ABC News has learned Martin’s family will soon be notified that the Justice Department will not be filing charges against George Zimmerman, who shot the 17-year-old after a confrontation in 2012. Thursday marks three years to the day since Martin was killed.
Federal prosecutors concluded there is not sufficient evidence to prove Zimmerman, a neighborhood watchman in Sanford, Fla., intentionally violated Martin’s civil rights, sources told ABC News.
In October 2014, the Washington Post reported DOJ investigators had determined there was insufficient evidence to charge Zimmerman, but still wanted to “dot their i’s and cross their t’s."
The Justice Department first announced in July 2013 it would look into the killing of the 17-year-old, who was shot by Zimmerman -- a neighborhood watchman in Sanford, Florida -- while walking home carrying a bag of Skittles and an iced tea.

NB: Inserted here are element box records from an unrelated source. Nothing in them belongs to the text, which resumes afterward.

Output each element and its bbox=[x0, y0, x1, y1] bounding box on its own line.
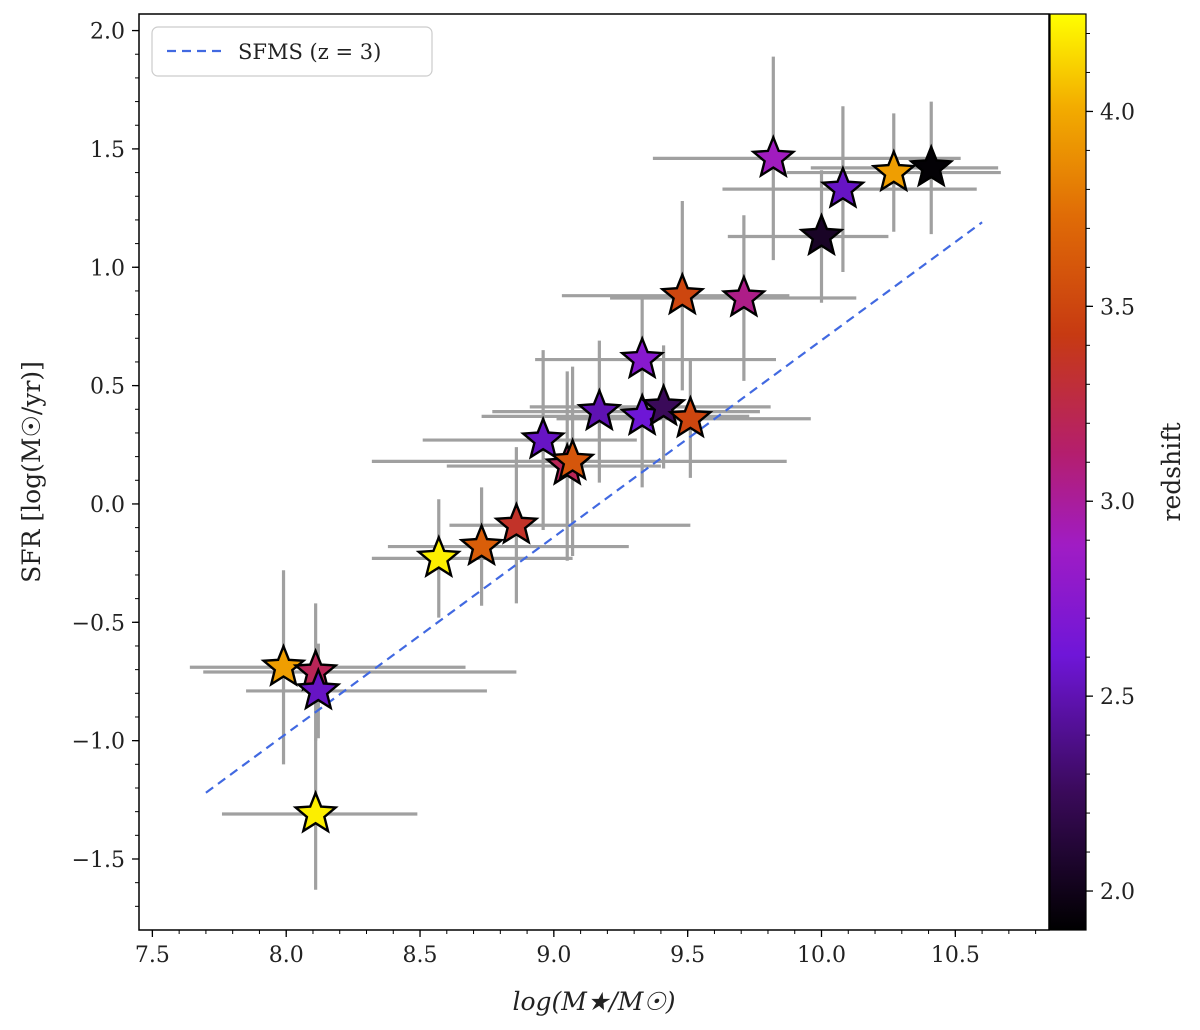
star-marker bbox=[819, 164, 866, 209]
colorbar: 2.0 2.5 3.0 3.5 4.0 redshift bbox=[1049, 13, 1186, 931]
error-bars bbox=[189, 56, 1001, 890]
x-tick-label: 10.0 bbox=[797, 943, 846, 968]
star-markers bbox=[260, 134, 955, 834]
star-marker bbox=[295, 666, 342, 711]
y-tick-label: 1.5 bbox=[90, 138, 125, 163]
y-tick-label: 2.0 bbox=[90, 20, 125, 45]
x-tick-label: 8.5 bbox=[403, 943, 438, 968]
star-marker bbox=[292, 789, 339, 834]
star-marker bbox=[870, 148, 917, 193]
star-marker bbox=[576, 387, 623, 432]
colorbar-ticks: 2.0 2.5 3.0 3.5 4.0 bbox=[1086, 32, 1135, 905]
star-marker bbox=[520, 415, 567, 460]
x-axis-label: log(M★/M☉) bbox=[512, 987, 675, 1016]
x-axis: 7.5 8.0 8.5 9.0 9.5 10.0 10.5 bbox=[135, 930, 1037, 968]
star-marker bbox=[798, 212, 845, 257]
plot-frame bbox=[138, 13, 1050, 931]
star-marker bbox=[619, 335, 666, 380]
star-marker bbox=[549, 437, 596, 481]
star-marker bbox=[667, 394, 714, 439]
legend-box bbox=[151, 26, 433, 77]
colorbar-label: redshift bbox=[1157, 423, 1186, 522]
legend: SFMS (z = 3) bbox=[151, 26, 433, 77]
y-tick-label: 0.0 bbox=[90, 493, 125, 518]
y-axis: −1.5 −1.0 −0.5 0.0 0.5 1.0 1.5 2.0 bbox=[72, 20, 139, 907]
x-tick-label: 10.5 bbox=[931, 943, 980, 968]
y-tick-label: −1.5 bbox=[72, 848, 125, 873]
y-tick-label: 1.0 bbox=[90, 256, 125, 281]
star-marker bbox=[750, 134, 797, 179]
x-tick-label: 8.0 bbox=[269, 943, 304, 968]
colorbar-gradient bbox=[1049, 13, 1087, 931]
y-axis-label: SFR [log(M☉/yr)] bbox=[17, 361, 46, 583]
star-marker bbox=[415, 534, 462, 579]
colorbar-tick-label: 3.5 bbox=[1100, 295, 1135, 320]
legend-label: SFMS (z = 3) bbox=[238, 40, 381, 64]
star-marker bbox=[659, 271, 706, 316]
star-marker bbox=[493, 501, 540, 545]
star-marker bbox=[720, 273, 767, 318]
star-marker bbox=[458, 522, 505, 567]
y-tick-label: −0.5 bbox=[72, 611, 125, 636]
x-tick-label: 7.5 bbox=[135, 943, 170, 968]
colorbar-tick-label: 2.0 bbox=[1100, 880, 1135, 905]
x-tick-label: 9.0 bbox=[536, 943, 571, 968]
y-tick-label: 0.5 bbox=[90, 375, 125, 400]
y-tick-label: −1.0 bbox=[72, 730, 125, 755]
colorbar-tick-label: 2.5 bbox=[1100, 685, 1135, 710]
star-marker bbox=[908, 143, 955, 188]
sfms-line bbox=[205, 221, 983, 794]
colorbar-tick-label: 3.0 bbox=[1100, 490, 1135, 515]
colorbar-tick-label: 4.0 bbox=[1100, 100, 1135, 125]
star-marker bbox=[640, 382, 687, 427]
star-marker bbox=[260, 643, 307, 687]
x-tick-label: 9.5 bbox=[670, 943, 705, 968]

After four weeks of testimony, a jury found Zimmerman not guilty of second-degree murder in July 2013.
UPDATE: In a press release from the Department of Justice, Attorney General Eric Holder commented on the close of the investigation into Martin's death.

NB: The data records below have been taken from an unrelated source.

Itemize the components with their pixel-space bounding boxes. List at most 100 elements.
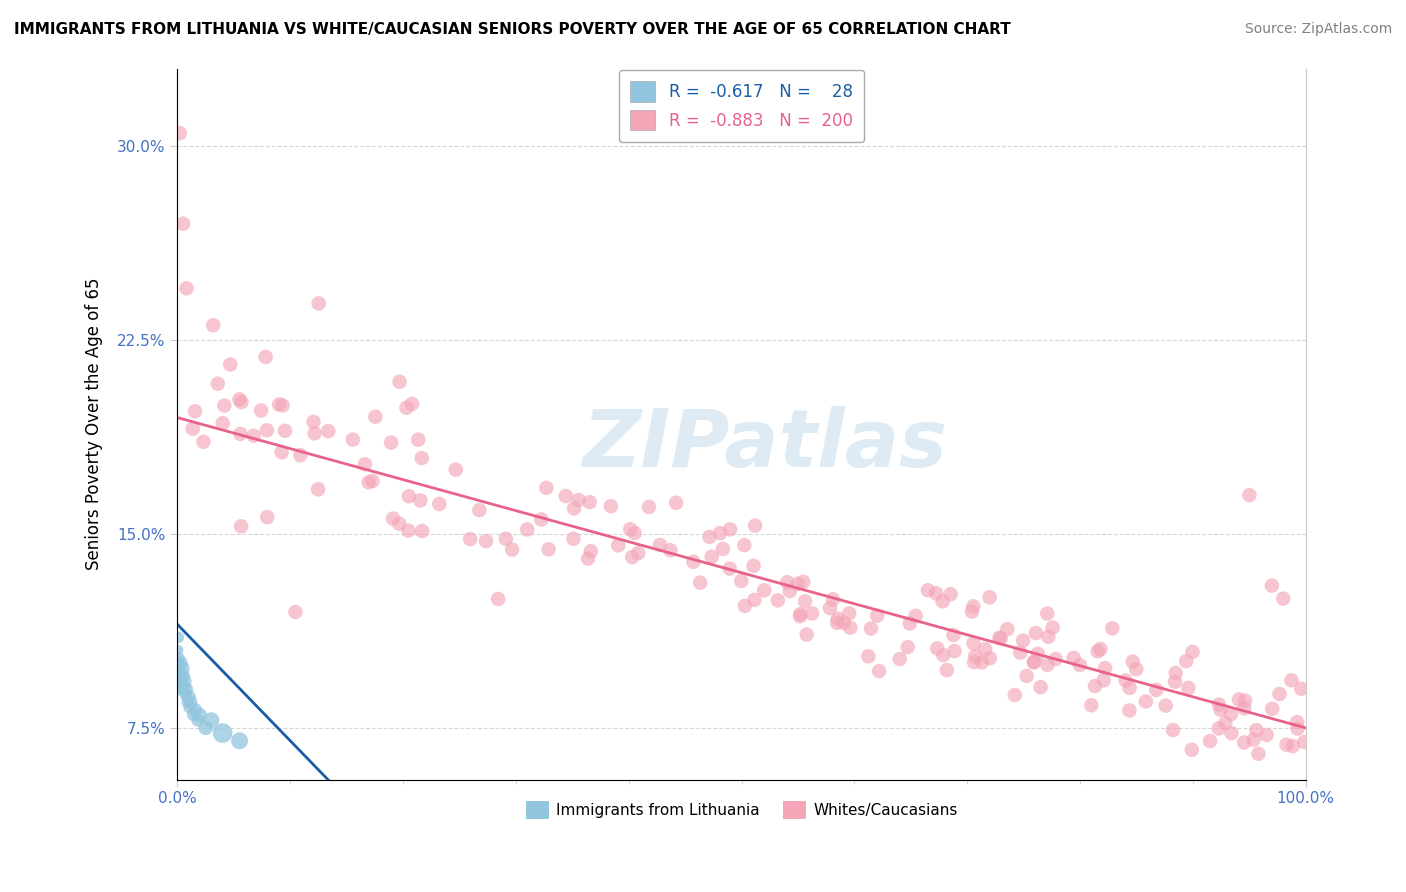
Point bbox=[1213, 716, 1236, 731]
Point bbox=[562, 501, 585, 516]
Point bbox=[979, 651, 1001, 665]
Point bbox=[744, 518, 766, 533]
Point bbox=[486, 591, 509, 606]
Point bbox=[228, 392, 250, 407]
Point bbox=[1281, 673, 1303, 688]
Point bbox=[931, 594, 953, 608]
Point bbox=[184, 703, 207, 717]
Point bbox=[304, 426, 326, 441]
Point bbox=[170, 661, 193, 675]
Point bbox=[401, 397, 423, 411]
Point bbox=[1022, 655, 1045, 669]
Point bbox=[779, 583, 801, 598]
Point bbox=[965, 649, 987, 664]
Point bbox=[1261, 702, 1284, 716]
Point bbox=[599, 499, 621, 513]
Point bbox=[427, 497, 450, 511]
Point bbox=[207, 376, 229, 391]
Point bbox=[176, 682, 198, 697]
Point bbox=[1208, 722, 1230, 736]
Point bbox=[576, 551, 599, 566]
Point bbox=[786, 576, 808, 591]
Point bbox=[229, 426, 252, 441]
Point bbox=[188, 708, 211, 723]
Point bbox=[250, 403, 273, 417]
Point bbox=[801, 607, 824, 621]
Point bbox=[1122, 655, 1144, 669]
Point bbox=[960, 605, 983, 619]
Point bbox=[700, 549, 723, 564]
Point bbox=[621, 550, 644, 565]
Point bbox=[638, 500, 661, 514]
Point bbox=[699, 530, 721, 544]
Point bbox=[270, 445, 292, 459]
Point bbox=[342, 433, 364, 447]
Point bbox=[214, 399, 236, 413]
Point bbox=[995, 622, 1018, 636]
Point bbox=[290, 448, 312, 462]
Point bbox=[1286, 715, 1309, 730]
Point bbox=[898, 616, 921, 631]
Point bbox=[380, 435, 402, 450]
Point bbox=[1239, 488, 1261, 502]
Point bbox=[256, 423, 278, 437]
Point bbox=[468, 503, 491, 517]
Point bbox=[730, 574, 752, 588]
Point bbox=[318, 424, 340, 438]
Point bbox=[501, 542, 523, 557]
Point bbox=[925, 586, 948, 600]
Point bbox=[411, 450, 433, 465]
Point bbox=[718, 561, 741, 575]
Point bbox=[866, 608, 889, 623]
Point bbox=[495, 532, 517, 546]
Point bbox=[766, 593, 789, 607]
Point bbox=[181, 422, 204, 436]
Point bbox=[308, 296, 330, 310]
Point bbox=[682, 555, 704, 569]
Point bbox=[754, 583, 776, 598]
Point bbox=[838, 607, 860, 621]
Point bbox=[1084, 679, 1107, 693]
Point bbox=[169, 126, 191, 140]
Point bbox=[1024, 655, 1046, 669]
Point bbox=[1125, 662, 1147, 676]
Point bbox=[1233, 735, 1256, 749]
Point bbox=[172, 669, 194, 683]
Point bbox=[1010, 646, 1032, 660]
Point bbox=[1080, 698, 1102, 713]
Point bbox=[537, 542, 560, 557]
Point bbox=[839, 621, 862, 635]
Point bbox=[169, 669, 191, 683]
Point bbox=[254, 350, 277, 364]
Y-axis label: Seniors Poverty Over the Age of 65: Seniors Poverty Over the Age of 65 bbox=[86, 277, 103, 570]
Point bbox=[169, 651, 191, 665]
Point bbox=[627, 546, 650, 560]
Point bbox=[932, 648, 955, 662]
Point bbox=[174, 687, 197, 701]
Point bbox=[1281, 739, 1303, 753]
Point bbox=[169, 682, 191, 697]
Point bbox=[180, 695, 202, 709]
Point bbox=[1092, 673, 1115, 688]
Point bbox=[579, 544, 602, 558]
Point bbox=[179, 700, 201, 714]
Point bbox=[170, 657, 193, 671]
Point bbox=[200, 713, 222, 727]
Point bbox=[859, 622, 882, 636]
Text: ZIPatlas: ZIPatlas bbox=[582, 407, 946, 484]
Point bbox=[284, 605, 307, 619]
Point bbox=[357, 475, 380, 490]
Point bbox=[818, 601, 841, 615]
Point bbox=[1026, 647, 1049, 661]
Point bbox=[1045, 652, 1067, 666]
Point bbox=[665, 496, 688, 510]
Point bbox=[1029, 680, 1052, 694]
Point bbox=[1175, 654, 1198, 668]
Point bbox=[176, 695, 198, 709]
Point bbox=[211, 416, 233, 430]
Point bbox=[1101, 621, 1123, 635]
Point bbox=[1118, 681, 1140, 695]
Point bbox=[302, 415, 325, 429]
Point bbox=[889, 652, 911, 666]
Point bbox=[382, 511, 405, 525]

“The death of Trayvon Martin was a devastating tragedy. It shook an entire community, drew the attention of millions across the nation, and sparked a painful but necessary dialogue throughout the country,” Holder said. “Though a comprehensive investigation found that the high standard for a federal hate crime prosecution cannot be met under the circumstances here, this young man’s premature death necessitates that we continue the dialogue and be unafraid of confronting the issues and tensions his passing brought to the surface. We, as a nation, must take concrete steps to ensure that such incidents do not occur in the future."